Related: How is the curl of the electric field possible?
According to my information:
$$\nabla \times \frac{\hat{r}}{{|\mathbf{r}|}^2} = 0 $$
for all $\mathbf{r}$ ( including $\mathbf{r}=0$; compare with $\nabla \frac{\hat{r}}{{|\mathbf{r}|}^2} = 4 \pi \delta(|\mathbf{r}|)$ that is zero except when $\mathbf{r}=\mathbf{0}$ ).
As the electric field created by a single charge is proportional to $\frac{\hat{r}}{{|\mathbf{r}|}^2}$ and the field created by a discrete or continuous distributions of charges is a linear combination of the previous, it could (?) be inferred that, for all electric field:
$$\nabla \times \mathbf{E} = 0 $$
always, no matter if a) charges are in movement or b) charge is time dependent
That seems against to Faraday's law:
$$\nabla \times \mathbf{E} = – \frac{\partial}{\partial t} \mathbf{B} $$
please, what I'm missing ?
In other words, if we have a time dependent distribution of charges $\rho({\mathbf{r,t}})$:
$$ \mathbf{E(\mathbf{r,t})} = \int_{V'} \frac{1}{4 \pi {\epsilon}_0} \rho({ \mathbf{r',t}}) \frac{ \mathbf{r}-\mathbf{r'} }{|\mathbf{r}-\mathbf{r'}|^3} dV'$$
(replace integral by sum and $\rho$ by $q_i$ in case of punctual charges)
$$ \nabla \times \mathbf{E(\mathbf{r,t})} = \nabla \times \int_{V'} \frac{1}{4 \pi {\epsilon}_0} \rho({ \mathbf{r',t}}) \frac{ \mathbf{r}-\mathbf{r'} }{|\mathbf{r}-\mathbf{r'}|^3} dV' = \int_{V'} \frac{1}{4 \pi {\epsilon}_0} \rho({ \mathbf{r',t}}) \nabla \times \frac{ \mathbf{r}-\mathbf{r'} }{|\mathbf{r}-\mathbf{r'}|^3} dV' = \int_{V'} \frac{1}{4 \pi {\epsilon}_0} \rho({ \mathbf{r',t}}) ~ 0 ~ dV' = \int_{V'} 0~ dV' = 0 $$
that should (?) be true only in case of time independent distributions.
Best Answer
When the curl is $0$ you are dealing with electrostatics, so of course $\frac{\partial \mathbf B}{\partial t}=0$. For a single, stationary point charge or a collection of such charges this is indeed the case.
Faraday's law always holds.
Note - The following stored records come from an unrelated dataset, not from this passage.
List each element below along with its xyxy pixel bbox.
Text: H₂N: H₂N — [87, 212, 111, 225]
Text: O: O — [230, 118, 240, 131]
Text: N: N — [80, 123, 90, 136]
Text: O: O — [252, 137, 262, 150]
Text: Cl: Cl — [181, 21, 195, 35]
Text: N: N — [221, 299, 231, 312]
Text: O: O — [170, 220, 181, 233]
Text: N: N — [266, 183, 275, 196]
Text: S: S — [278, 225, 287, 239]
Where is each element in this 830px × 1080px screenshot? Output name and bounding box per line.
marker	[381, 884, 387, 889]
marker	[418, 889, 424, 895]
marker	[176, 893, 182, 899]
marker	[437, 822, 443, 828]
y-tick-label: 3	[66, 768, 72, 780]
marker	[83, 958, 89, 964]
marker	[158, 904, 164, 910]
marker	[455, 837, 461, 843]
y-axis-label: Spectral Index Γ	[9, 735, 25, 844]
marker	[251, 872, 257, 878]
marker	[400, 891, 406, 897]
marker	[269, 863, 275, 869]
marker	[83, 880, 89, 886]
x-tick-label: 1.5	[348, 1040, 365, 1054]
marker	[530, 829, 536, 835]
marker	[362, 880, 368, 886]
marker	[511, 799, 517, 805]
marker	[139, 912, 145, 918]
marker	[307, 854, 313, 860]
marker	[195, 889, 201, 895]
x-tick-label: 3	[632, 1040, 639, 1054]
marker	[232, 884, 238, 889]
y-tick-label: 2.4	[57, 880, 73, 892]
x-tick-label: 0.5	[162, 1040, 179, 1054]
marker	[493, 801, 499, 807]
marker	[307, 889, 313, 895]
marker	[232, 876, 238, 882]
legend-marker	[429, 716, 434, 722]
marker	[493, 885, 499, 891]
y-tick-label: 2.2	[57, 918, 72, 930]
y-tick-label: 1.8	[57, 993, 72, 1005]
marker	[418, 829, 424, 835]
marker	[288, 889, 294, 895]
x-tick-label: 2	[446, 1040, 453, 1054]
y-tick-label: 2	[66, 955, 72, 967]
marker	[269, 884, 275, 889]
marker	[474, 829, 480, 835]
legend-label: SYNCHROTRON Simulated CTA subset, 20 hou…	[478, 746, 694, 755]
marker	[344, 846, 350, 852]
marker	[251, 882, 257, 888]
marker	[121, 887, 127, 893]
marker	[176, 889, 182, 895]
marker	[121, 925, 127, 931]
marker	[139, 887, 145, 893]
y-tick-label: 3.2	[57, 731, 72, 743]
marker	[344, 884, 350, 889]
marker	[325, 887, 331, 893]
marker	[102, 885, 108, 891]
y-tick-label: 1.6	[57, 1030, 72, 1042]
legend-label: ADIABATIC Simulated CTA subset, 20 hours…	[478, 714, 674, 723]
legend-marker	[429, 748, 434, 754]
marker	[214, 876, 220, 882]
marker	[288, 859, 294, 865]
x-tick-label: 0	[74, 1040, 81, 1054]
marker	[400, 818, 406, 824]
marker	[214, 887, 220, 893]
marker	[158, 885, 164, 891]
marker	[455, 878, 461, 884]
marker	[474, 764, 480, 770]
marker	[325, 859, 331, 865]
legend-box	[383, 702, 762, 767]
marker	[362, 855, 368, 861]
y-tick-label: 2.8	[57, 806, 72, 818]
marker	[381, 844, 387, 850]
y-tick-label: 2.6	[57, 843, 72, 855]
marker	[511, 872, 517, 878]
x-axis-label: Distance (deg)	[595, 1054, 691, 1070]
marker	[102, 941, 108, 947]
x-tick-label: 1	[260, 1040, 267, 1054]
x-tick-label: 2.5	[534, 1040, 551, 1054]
When dealing with electrostatics it's still valid, but just a special case. The more general case is when you have time varying fields.
If you want to explicitly handle the electric field from a time varying charge distribution/current, use Jefimenko's Equations. You cannot just plug in $\rho(t)$ into Coulomb's law.